Hey, why did it just skip that validation step of the form? That's not right -- I submitted the form, it should go through the form validation and then submit handling. Why did it entirely skip that? Ok, let's look at the $_POST variable. Hmm, I'm seeing a whole bunch of nested arrays, but no form_id? That's what it's looking for, when it skips the validation. Ok, what's going on here? Open up the browser LiveHTTPHeaders extension, capture the post. Yup, no issue there, there's form_build_id and form_id right there in the POST body. But wait, why aren't they available in PHP? POST max body size perhaps? This is a pretty long form submission, over 28K. But the server limit is 2M, shouldn't be a problem. Search Google. Nothing. Try again, and again, with different words. Aha! max_input_vars: added in ~PHP 5.4 to prevent a DOS attack involving the way PHP builds the $_POST and other request arrays. New default value: 1000. Let's see, how many variables are we trying to post? 1228. And form_id and form_build_id are right at the end. Bingo!

Total time to diagnose problem: > 4 hours

Total time to fix problem: 30 seconds

That right there is why it's so hard to provide accurate estimates -- you don't know what you don't know. And this stuff is constantly changing -- no matter how experienced you are, and how diligent, there is always stuff you don't know.

Industry

Hi John,

Great article. Spot on with it. So many times things only take a few seconds to fix, but an age to track down. Like they say on who wants to be a millionaire: "it's only easy if you know the answer".

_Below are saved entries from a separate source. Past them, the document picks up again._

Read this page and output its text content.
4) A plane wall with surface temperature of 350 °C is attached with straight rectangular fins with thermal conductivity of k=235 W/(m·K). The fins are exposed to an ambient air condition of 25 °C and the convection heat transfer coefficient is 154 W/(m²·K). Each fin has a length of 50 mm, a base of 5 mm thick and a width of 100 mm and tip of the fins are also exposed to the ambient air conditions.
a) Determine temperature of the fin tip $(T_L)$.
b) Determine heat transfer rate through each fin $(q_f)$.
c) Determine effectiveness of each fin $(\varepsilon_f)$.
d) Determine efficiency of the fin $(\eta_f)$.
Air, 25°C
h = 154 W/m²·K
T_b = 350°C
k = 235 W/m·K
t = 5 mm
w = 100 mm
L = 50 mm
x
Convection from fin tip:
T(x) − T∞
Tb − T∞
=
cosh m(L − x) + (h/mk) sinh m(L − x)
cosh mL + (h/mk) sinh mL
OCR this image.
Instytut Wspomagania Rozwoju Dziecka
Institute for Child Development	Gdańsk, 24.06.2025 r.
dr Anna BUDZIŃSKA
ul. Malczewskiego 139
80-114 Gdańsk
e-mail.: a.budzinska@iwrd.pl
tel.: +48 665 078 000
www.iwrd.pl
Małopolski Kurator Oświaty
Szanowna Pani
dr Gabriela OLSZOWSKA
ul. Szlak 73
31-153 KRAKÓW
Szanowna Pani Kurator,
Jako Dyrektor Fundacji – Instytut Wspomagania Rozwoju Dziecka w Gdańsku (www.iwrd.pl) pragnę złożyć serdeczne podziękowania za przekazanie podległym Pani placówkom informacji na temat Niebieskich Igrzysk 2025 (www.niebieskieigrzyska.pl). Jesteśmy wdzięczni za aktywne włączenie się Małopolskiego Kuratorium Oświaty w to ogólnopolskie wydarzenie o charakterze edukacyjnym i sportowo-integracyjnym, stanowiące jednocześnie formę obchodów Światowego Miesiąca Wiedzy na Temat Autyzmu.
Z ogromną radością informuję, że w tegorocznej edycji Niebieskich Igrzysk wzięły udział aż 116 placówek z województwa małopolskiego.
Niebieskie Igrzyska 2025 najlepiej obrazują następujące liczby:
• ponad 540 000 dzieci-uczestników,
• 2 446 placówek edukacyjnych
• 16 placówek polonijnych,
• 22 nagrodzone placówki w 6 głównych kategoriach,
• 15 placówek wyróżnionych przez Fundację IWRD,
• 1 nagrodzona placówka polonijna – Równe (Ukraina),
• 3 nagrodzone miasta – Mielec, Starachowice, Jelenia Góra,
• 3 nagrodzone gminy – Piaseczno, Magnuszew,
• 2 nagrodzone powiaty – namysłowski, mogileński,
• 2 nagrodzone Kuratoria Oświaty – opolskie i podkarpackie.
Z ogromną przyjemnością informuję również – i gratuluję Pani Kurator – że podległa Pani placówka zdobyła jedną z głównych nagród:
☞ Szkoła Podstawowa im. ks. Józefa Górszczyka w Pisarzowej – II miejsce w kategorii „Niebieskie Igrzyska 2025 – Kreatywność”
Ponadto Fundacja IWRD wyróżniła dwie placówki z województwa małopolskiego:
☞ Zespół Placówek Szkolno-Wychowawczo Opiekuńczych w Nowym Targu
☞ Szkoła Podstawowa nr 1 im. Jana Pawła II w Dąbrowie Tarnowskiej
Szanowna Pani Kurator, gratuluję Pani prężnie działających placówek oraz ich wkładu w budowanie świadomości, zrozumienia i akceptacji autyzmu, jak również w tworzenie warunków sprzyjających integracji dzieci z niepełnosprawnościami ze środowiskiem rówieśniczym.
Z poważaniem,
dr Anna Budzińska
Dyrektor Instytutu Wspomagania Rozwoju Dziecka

One of the reasons why our industry needs agile, not fixed-price, pricing.

Not only is your conclusion a correct and important one – it's often almost impossible to know in advance how much time the analysis of a problem will take –, but the problem with max_input_vars is easily one that could bite others, too. Seems really very hard to debug.
Maybe there should have been a general announcement on drupal.org to tell sites with big forms to increase that setting.

Where possible, I tell clients that I can't provide an accurate estimate to fix a bug with an unknown cause, so I suggest that I spend up to x hours attempting to identify the issue and discuss with them again after I've done that.

If they refuse to accept that, then maybe just roll a die for your estimate, and then bill however long it took you ;)

This is a problem we frequently encounter in support when working with clients. We bill by the hour, especially for bugs that has a workaround. And as you've mentioned it could take hours to track down a problem but a mere 30 seconds to fix it. So when we send a one file patch with simple change this problem usually comes up. And its hard to reason with some client too.

P.S.: Love your captcha

It is always like that with diagnosis of an issue taking a significant amount of time longer than it takes to fix- especially since we so rarely have the full picture, the user complains a feature is broken but that doesn't necessarily actually point to the break- just what they are unable to use. We get this all the time!